A-G says police yet to find any evidence linking him.

The youngest son of former president Suharto yesterday denied having any role in the deadly bombings in the capital and said he was “very disappointed” with President Abdurrahman Wahid for ordering his arrest.

As speculation mounted over his involvement, Mr Hutomo Mandala Putra – better known here as Tommy Suharto and the most notorious of Mr Suharto’s six children – turned up voluntarily at the police headquarters at 10 am for questioning. “I have come on my own initiative rather than being looked for,” he told reporters.

More than two hours later, a beaming Mr Hutomo, accompanied by three bodyguards but no lawyer, emerged from police questioning somewhat unscathed by the whole affair.
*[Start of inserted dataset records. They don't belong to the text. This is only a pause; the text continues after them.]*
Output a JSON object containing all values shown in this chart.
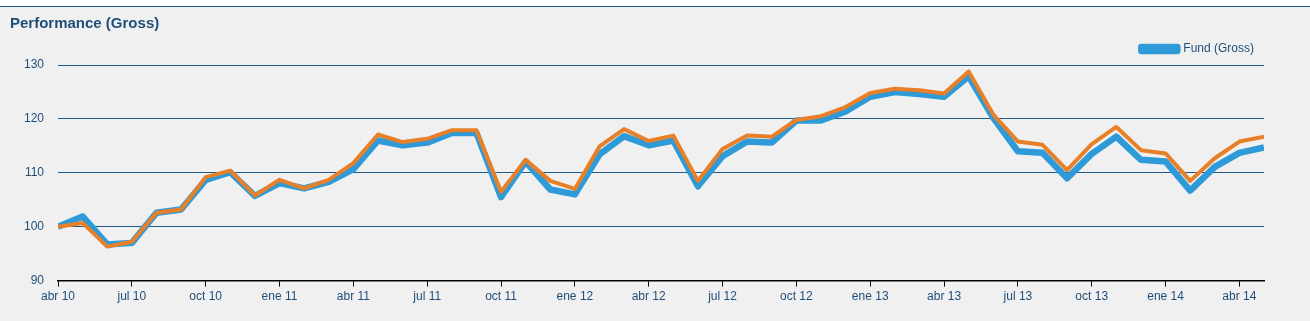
{
  "chart_data": {
    "type": "line",
    "title": "Performance (Gross)",
    "x": [
      "2010-04",
      "2010-05",
      "2010-06",
      "2010-07",
      "2010-08",
      "2010-09",
      "2010-10",
      "2010-11",
      "2010-12",
      "2011-01",
      "2011-02",
      "2011-03",
      "2011-04",
      "2011-05",
      "2011-06",
      "2011-07",
      "2011-08",
      "2011-09",
      "2011-10",
      "2011-11",
      "2011-12",
      "2012-01",
      "2012-02",
      "2012-03",
      "2012-04",
      "2012-05",
      "2012-06",
      "2012-07",
      "2012-08",
      "2012-09",
      "2012-10",
      "2012-11",
      "2012-12",
      "2013-01",
      "2013-02",
      "2013-03",
      "2013-04",
      "2013-05",
      "2013-06",
      "2013-07",
      "2013-08",
      "2013-09",
      "2013-10",
      "2013-11",
      "2013-12",
      "2014-01",
      "2014-02",
      "2014-03",
      "2014-04",
      "2014-05"
    ],
    "series": [
      {
        "name": "Fund (Gross)",
        "color": "#2e9ad8",
        "values": [
          100,
          101.9,
          96.7,
          97.0,
          102.6,
          103.2,
          108.7,
          110.1,
          105.7,
          108.1,
          107.1,
          108.3,
          110.7,
          116.0,
          115.1,
          115.6,
          117.4,
          117.4,
          105.5,
          112.1,
          106.9,
          106.0,
          113.4,
          116.8,
          115.1,
          116.0,
          107.5,
          113.1,
          115.8,
          115.6,
          119.7,
          119.7,
          121.4,
          124.1,
          125.0,
          124.6,
          124.1,
          127.9,
          120.2,
          114.0,
          113.7,
          109.0,
          113.5,
          116.7,
          112.4,
          112.1,
          106.7,
          111.1,
          113.7,
          114.7
        ]
      },
      {
        "color": "#e8802a",
        "values": [
          100,
          100.7,
          96.3,
          97.2,
          102.6,
          103.2,
          109.2,
          110.4,
          105.8,
          108.7,
          107.1,
          108.7,
          111.8,
          117.1,
          115.7,
          116.3,
          117.9,
          117.9,
          106.5,
          112.4,
          108.5,
          107.0,
          114.9,
          118.1,
          115.9,
          116.9,
          108.5,
          114.4,
          116.9,
          116.7,
          119.8,
          120.5,
          122.2,
          124.8,
          125.6,
          125.3,
          124.7,
          128.8,
          120.8,
          115.8,
          115.2,
          110.5,
          115.3,
          118.5,
          114.2,
          113.6,
          108.5,
          112.7,
          115.8,
          116.7
        ]
      }
    ],
    "xlim": [
      "2010-04",
      "2014-05"
    ],
    "xticks": [
      {
        "value": "2010-04",
        "label": "abr 10"
      },
      {
        "value": "2010-07",
        "label": "jul 10"
      },
      {
        "value": "2010-10",
        "label": "oct 10"
      },
      {
        "value": "2011-01",
        "label": "ene 11"
      },
      {
        "value": "2011-04",
        "label": "abr 11"
      },
      {
        "value": "2011-07",
        "label": "jul 11"
      },
      {
        "value": "2011-10",
        "label": "oct 11"
      },
      {
        "value": "2012-01",
        "label": "ene 12"
      },
      {
        "value": "2012-04",
        "label": "abr 12"
      },
      {
        "value": "2012-07",
        "label": "jul 12"
      },
      {
        "value": "2012-10",
        "label": "oct 12"
      },
      {
        "value": "2013-01",
        "label": "ene 13"
      },
      {
        "value": "2013-04",
        "label": "abr 13"
      },
      {
        "value": "2013-07",
        "label": "jul 13"
      },
      {
        "value": "2013-10",
        "label": "oct 13"
      },
      {
        "value": "2014-01",
        "label": "ene 14"
      },
      {
        "value": "2014-04",
        "label": "abr 14"
      }
    ],
    "ylim": [
      90,
      130
    ],
    "yticks": [
      90,
      100,
      110,
      120,
      130
    ],
    "grid": "y",
    "legend": "top right",
    "marker": "none",
    "line_style": "solid"
  }
}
He did not respond to questions from journalists waiting outside the station except to say that he was disappointed at the allegations being levelled against him.

A close friend of the former first family revealed that Mr Hutomo was “furious” after Mr Abdurrahman ordered his arrest on Friday.

“He preferred to turn himself up for questioning rather than face another embarrassment by having police track him down,” the friend said. “The President has already passed the guilty verdict. But Tommy says he is innocent.”

Jakarta’s chief of detectives Harry Montolalu, who questioned Mr Hutomo, said: “He denies any involvement in the bombings.”

Mr Hutomo also rejected allegations that he sponsored pro-Suharto groups to clash with students after the former leader failed to turn up for his corruption trial.

Attorney-General Marzuki Darusman said the national police – which had been caught off-guard by Mr Abdurrahman’s off-the-cuff remarks on Friday about Mr Hutomo – had yet to find any evidence linking him to the explosions, particularly the one last Wednesday at the Jakarta Stock Exchange which killed 15 people.

The police had not even launched a formal investigation.

“They have yet to find a speck of evidence against him, which makes it difficult to arrest him,” Mr Marzuki told The Sunday Times.

It was still not clear what Mr Abdurrahman’s motives were in naming Mr Hutomo publicly, given that the government has yet to amass hard evidence against him, and the speculation about more terrorist attacks in the future is only a view expressed by the President’s informal intelligence network.

Mr Marzuki had told The Sunday Times, in an interview on Friday, that the President was trying to force the police to prove or refute mounting speculation here that the Suharto clan is financing a terror campaign, aided by military personnel. Those close to Mr Abdurrahman concede that the President might have made those statements to stave off public pressure over the Suharto saga.

As one source put it: “He might have decided to go for a softer target popular with Indonesians. It is politically expedient for now.

“But he has expressed privately, on several occasions, that his real enemies are elements in the army which he can’t seem to control or is reluctant to act against for fear of greater bloody reprisals.”